What Does Membership Mean?

 
 
Dear Servants,
 
Writing about the above passage, renowned teacher John Stott once wrote, "For we are 'the temple of the living God' 'a dwelling in which God lives by his Spirit.' When the members of the congregation are scattered during most of the week it is difficult to remain aware of this reality. But when we come together as the Church (Ekklesia 'assembly') of the living God, every aspect of our common life is enriched by the knowledge of his presence in our midst." (The Message of 1 Timothy and Titus, p. 104.)
 
I begin with this quote from Stott because I think it puts into perspective what is at stake when we talk about the Church. We know that to be a Christian is to be a member of the Church (universal). But why should we be a member of a church (local)? As we approach our annual meeting of the congregation, it comes up because only members can vote on changes to our by-laws. Beyond the right to vote at annual meetings, membership is also necessary to be in a position of leadership in the parish. For instance, serving on the vestry or heading up a ministry of the church. Now, you may or may not care about these things, so why become a member?
 
My short answer is spiritual accountability. To join a church signals to others in the church community that you are entering into a mutually accountable relationship with others in the parish with regards to the fundamental acts of a Christian.

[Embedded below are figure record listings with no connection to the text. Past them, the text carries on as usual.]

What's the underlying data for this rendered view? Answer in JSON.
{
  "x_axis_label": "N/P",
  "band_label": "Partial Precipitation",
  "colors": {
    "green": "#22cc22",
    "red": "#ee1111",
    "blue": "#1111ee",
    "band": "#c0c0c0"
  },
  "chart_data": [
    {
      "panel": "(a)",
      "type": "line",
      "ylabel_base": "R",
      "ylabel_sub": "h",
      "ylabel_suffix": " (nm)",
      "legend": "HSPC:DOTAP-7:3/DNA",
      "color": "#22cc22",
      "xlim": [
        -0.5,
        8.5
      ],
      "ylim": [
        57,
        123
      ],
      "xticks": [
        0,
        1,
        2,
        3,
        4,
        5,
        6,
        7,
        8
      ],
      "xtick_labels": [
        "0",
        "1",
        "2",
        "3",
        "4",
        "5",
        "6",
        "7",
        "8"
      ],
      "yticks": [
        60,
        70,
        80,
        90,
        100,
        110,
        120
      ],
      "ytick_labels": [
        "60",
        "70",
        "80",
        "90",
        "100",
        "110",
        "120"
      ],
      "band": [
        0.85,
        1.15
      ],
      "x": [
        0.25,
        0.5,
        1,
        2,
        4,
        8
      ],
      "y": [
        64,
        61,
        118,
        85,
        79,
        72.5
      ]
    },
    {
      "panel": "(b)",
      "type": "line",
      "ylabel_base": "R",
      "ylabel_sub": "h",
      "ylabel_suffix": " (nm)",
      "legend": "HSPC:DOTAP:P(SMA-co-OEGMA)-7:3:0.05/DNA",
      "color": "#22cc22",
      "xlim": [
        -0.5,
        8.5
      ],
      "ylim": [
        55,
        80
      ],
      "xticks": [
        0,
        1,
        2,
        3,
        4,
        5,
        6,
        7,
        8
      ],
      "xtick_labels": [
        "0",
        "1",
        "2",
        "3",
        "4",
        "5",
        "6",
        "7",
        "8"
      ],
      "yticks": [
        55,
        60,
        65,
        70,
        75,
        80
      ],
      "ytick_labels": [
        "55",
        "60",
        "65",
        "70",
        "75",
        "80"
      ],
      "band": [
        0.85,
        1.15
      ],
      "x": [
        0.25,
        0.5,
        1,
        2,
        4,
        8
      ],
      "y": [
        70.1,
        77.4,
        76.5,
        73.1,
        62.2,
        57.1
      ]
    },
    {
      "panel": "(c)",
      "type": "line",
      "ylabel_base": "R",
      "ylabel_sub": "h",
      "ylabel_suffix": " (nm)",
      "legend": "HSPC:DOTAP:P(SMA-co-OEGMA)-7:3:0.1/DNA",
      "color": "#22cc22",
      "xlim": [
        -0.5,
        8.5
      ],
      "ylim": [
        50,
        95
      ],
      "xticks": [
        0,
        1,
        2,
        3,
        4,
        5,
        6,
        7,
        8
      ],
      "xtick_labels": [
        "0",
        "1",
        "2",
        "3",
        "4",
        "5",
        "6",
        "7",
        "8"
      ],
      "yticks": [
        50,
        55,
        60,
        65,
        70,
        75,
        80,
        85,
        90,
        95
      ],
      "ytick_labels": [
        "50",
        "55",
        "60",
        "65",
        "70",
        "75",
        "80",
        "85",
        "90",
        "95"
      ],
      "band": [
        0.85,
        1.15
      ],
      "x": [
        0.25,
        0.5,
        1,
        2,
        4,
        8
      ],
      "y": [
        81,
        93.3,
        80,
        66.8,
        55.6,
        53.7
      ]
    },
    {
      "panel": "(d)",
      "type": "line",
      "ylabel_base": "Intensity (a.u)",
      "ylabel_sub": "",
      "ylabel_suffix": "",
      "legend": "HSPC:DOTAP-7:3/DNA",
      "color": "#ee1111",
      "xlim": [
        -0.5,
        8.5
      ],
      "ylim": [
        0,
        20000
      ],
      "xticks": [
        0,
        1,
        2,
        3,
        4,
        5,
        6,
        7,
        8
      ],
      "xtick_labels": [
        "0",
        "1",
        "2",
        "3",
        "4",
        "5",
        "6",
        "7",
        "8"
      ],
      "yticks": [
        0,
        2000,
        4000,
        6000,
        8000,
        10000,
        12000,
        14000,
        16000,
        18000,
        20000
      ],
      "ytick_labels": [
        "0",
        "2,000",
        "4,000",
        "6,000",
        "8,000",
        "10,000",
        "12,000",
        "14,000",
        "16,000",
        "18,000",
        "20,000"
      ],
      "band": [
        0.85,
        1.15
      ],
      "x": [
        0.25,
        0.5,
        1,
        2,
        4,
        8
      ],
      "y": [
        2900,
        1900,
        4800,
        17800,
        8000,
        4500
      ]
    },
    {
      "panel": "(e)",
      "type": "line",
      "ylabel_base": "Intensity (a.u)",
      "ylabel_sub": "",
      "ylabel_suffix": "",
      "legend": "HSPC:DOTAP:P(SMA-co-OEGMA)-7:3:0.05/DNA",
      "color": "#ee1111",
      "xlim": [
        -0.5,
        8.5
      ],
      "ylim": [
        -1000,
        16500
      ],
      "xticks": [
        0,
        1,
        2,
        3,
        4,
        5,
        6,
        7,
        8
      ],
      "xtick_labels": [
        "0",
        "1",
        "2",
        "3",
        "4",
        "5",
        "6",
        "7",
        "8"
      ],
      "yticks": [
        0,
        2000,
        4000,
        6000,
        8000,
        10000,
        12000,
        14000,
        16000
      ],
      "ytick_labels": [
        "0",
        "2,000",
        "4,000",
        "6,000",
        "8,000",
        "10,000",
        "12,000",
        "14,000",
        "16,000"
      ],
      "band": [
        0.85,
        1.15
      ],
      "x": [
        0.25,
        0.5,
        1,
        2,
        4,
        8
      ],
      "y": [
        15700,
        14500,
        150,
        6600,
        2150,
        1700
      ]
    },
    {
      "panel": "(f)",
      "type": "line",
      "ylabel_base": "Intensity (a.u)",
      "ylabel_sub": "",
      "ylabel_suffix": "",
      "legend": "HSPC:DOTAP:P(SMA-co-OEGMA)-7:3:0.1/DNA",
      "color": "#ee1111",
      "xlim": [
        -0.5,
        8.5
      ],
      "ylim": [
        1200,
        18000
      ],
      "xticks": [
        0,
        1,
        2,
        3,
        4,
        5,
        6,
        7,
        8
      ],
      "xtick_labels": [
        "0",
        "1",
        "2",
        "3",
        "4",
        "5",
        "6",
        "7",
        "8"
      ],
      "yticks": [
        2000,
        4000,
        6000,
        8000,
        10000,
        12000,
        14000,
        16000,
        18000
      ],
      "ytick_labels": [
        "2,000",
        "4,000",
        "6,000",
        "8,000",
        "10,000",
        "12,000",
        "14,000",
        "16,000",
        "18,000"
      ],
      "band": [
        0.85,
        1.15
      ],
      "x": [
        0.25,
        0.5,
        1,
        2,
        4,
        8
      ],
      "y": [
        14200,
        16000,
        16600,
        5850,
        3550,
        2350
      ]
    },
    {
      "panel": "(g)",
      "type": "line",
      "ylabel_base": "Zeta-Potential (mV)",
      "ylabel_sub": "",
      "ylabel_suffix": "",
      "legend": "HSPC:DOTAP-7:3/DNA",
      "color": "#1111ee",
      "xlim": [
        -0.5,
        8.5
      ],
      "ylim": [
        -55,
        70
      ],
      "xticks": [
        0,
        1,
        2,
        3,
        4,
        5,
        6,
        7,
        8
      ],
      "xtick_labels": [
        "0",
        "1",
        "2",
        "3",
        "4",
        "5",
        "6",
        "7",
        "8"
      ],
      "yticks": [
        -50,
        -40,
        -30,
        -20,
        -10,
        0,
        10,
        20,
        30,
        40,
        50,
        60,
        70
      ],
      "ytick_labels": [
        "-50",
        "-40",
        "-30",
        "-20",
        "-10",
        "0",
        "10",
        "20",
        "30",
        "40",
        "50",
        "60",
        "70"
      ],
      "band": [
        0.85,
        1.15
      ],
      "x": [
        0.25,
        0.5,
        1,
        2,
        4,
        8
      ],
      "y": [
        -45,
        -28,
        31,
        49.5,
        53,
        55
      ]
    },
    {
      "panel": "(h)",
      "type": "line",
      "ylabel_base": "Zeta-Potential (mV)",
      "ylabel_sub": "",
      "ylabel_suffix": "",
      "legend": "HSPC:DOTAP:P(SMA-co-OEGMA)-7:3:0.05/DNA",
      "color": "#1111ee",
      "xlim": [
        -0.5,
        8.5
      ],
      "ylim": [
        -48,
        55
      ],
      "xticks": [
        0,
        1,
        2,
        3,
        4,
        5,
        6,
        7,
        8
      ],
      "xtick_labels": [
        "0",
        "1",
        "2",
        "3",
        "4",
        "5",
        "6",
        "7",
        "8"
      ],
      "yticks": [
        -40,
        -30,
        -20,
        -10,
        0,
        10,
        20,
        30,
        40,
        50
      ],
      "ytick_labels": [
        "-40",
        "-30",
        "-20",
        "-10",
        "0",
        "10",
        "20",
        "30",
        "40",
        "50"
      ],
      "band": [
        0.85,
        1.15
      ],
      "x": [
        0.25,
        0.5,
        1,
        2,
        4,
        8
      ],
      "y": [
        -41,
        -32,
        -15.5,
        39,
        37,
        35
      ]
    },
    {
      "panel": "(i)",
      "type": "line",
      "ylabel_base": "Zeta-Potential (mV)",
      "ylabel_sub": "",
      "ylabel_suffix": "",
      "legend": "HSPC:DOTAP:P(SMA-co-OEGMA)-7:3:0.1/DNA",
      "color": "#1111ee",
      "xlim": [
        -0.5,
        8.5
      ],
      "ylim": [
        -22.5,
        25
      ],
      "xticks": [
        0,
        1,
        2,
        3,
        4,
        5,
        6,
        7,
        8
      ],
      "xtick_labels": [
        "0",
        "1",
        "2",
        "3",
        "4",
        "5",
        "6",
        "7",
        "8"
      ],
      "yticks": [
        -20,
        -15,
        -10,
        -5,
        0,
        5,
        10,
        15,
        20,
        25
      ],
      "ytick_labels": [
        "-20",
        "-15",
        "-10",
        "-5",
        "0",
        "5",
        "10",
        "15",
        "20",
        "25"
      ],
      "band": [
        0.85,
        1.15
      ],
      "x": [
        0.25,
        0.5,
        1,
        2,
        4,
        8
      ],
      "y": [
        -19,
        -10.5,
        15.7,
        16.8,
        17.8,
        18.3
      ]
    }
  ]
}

Our Anglican Church in North America canons actually do a great job of stating those acts, so I'm going to quote them here: 
 
  1. To worship God, the Father, and the Son and the Holy Spirit, every Lord’s Day in a Church unless reasonably prevented;
  2. To engage regularly in the reading and study of Holy Scripture and the Doctrine of the Church as found in Article 1 of the Constitution of this Church;
  3. To observe their baptismal vows, to lead an upright and sober life, and not give scandal to the Church;
  4. To present their children and those they have led to the Lord for baptism and confirmation;
  5. To give regular financial support to the Church, with the biblical tithe as the minimum standard of giving.
  6. To practice forgiveness daily according to our Lord’s teaching;
  7. To receive worthily the Sacrament of Holy Communion as often as reasonable;
  8. To observe the feasts and fasts of the Church set forth in the Anglican formularies;
  9. To continue his or her instruction in the Faith so as to remain an effective minister for the Lord Jesus Christ;
  10. To devote themselves to the ministry of Christ among those who do not know Him, utilizing the gifts that the Holy Spirit gives them, for the effective extension of Christ’s Kingdom (The canons are taken from the Anglican Church in North America Constitution and Canons, Title 1, Canon 10, section 2, p. 22.)
 
Now, having listed these items I realize that for some Christians it seems a bit scary to think about "spiritual accountability." One of the principles Servants has felt called to as a congregation is to be a redemptive experience of Church (universal) for people that have been burned in the past by a church (local). This is why we are outspoken about the fact that you don't have to be a member of Servants to be a part of us. For instance, our Fellowship Directory includes members, former members, and long-term visitors. However, having said that, I would say with complete peace, it should be the goal of every disciple to join a local church community. There are some members at SOC that never thought they would be a part of a church community, but God changed their hearts and minds about membership.
 
Still others, I imagine, would say: I'm already in accountable relationships with other Christians at Servants, why do I need to formalize that commitment? Can I suggest that it is because we need outward, visible signs of things we decide in our mind? I'm not suggesting that membership in the church is on par with Baptism and Communion as sacraments, but we are more committed when we make an outward sign, whether it is a marriage certificate, financial pledge, or volunteer commitment. By virtue of our Baptism we are made members of the Church (universal) of Jesus Christ, and yet Scripture commends to us the need to gather regularly with a church (local) community. And the apostle Paul reminds us that as we live out our lives together in community the living God dwells with us.